Bilgiye sahip olmak insanlığın en büyük erdemlerinden birisi kabul edilir. Bilginin birçok rolü yanında insanı toplum içinde müstakilleştiren bir yönü bulunur. Bilgi, insanın, kendi ve toplumun, sosyal sorumluluklarının sınırını çizer. Bu katı bir sınır değildir. Bilginin derecesine göre şekillenir ve gerçekte sahip olunan bilginin çoğu temel ihtiyaçları karşılamaya dönüktür.
Böylece insan bilgi ve kabiliyetleri kadar birey ve bunların ötesinde ferttir.

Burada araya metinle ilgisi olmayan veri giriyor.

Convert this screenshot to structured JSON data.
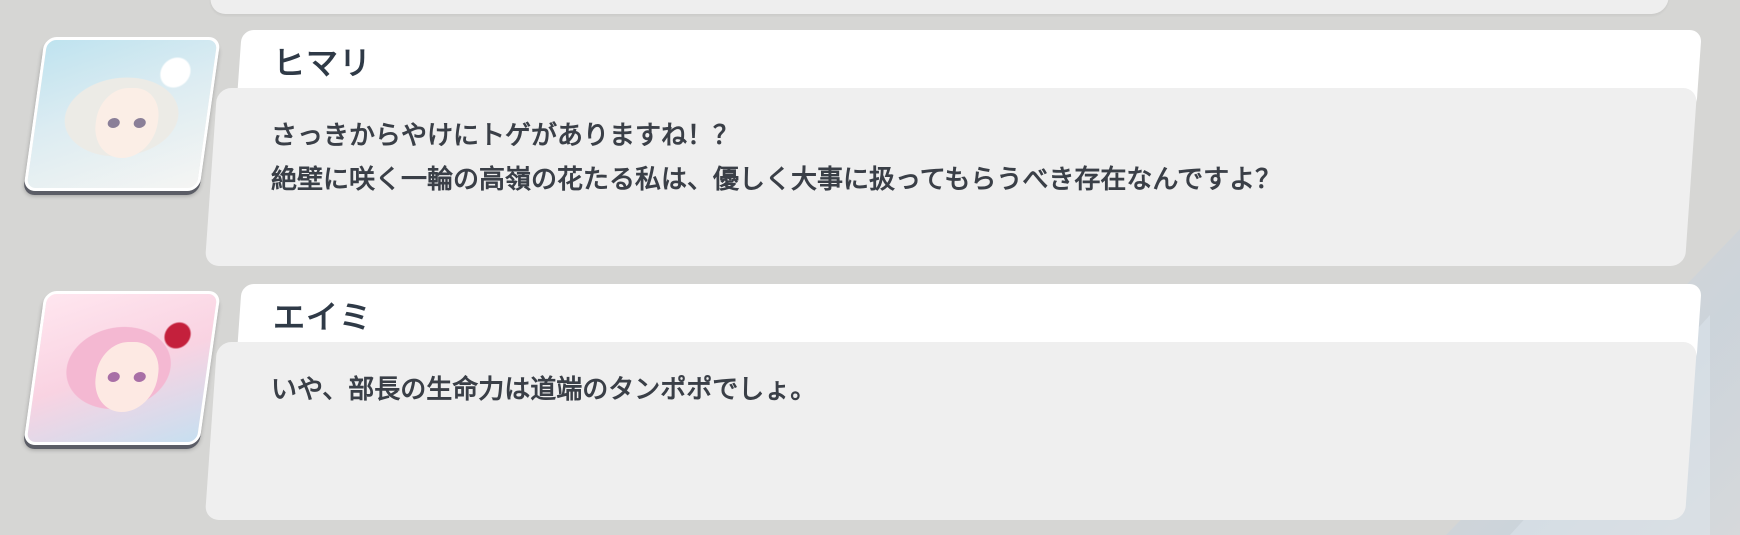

Fert; toplumun parçası olan birey... Yani kendiyle ilgili sorumlulukları kadar birey diğerleriyle ilgili sorumlulukları kadar ferttir.
Bu halde denebilir ki biraz da fertler sahip oldukları bilgi kadar toplumun kendilerine dönük sorumluluklarını azalttığı için bilgiye sahip olmak erdemdir. Biraz da toplumlar kendi fertlerine karşı sorumlulukları azaldıkça yükseldiğinden bilgiye sahip olmak erdemdir. Ancak böyle toplumlar muvazenesi oluştuğu için biraz da.
Ya veriye sahip olmak bir erdem midir? Ferdi müstakilleştirir mi? Toplumu yükseltir mi? Bir muvazene çıkarır mı? Yoksa hem bireye, hem ferde, hem topluma, hem muvazeneye karşı kullanılan bir silah mıdır? Kapitalizmin rekabetçi bir enstrümanı mıdır?
Kapitalizm, veri üzerinden tekelci emellerini karşılamak için yeni bir evresini açıyor. Veri kapitalizmi kapıda duruyor. Bir tahakküm alanı açılmaya çalışılıyor.
Bu şartlar altında verinin gizliliği kadar tartışmayı bütünlemek üzere nasıl anonimleştirileceği tartışmasının açılması gerekiyor ki maalesef insanlık bu bahsi açmaktan henüz çok uzak. Ve iktisadi ikbali bir o kadar bilinmezlikler içeriyor.
Dijitalleşmenin zenginleşmeci ticari tarafı kadar enigmatik derinliğine odaklanmamak ıssız bir çölde hazırlıksız yolculuğa benziyor ki bu maceraya girmek istemezsiniz.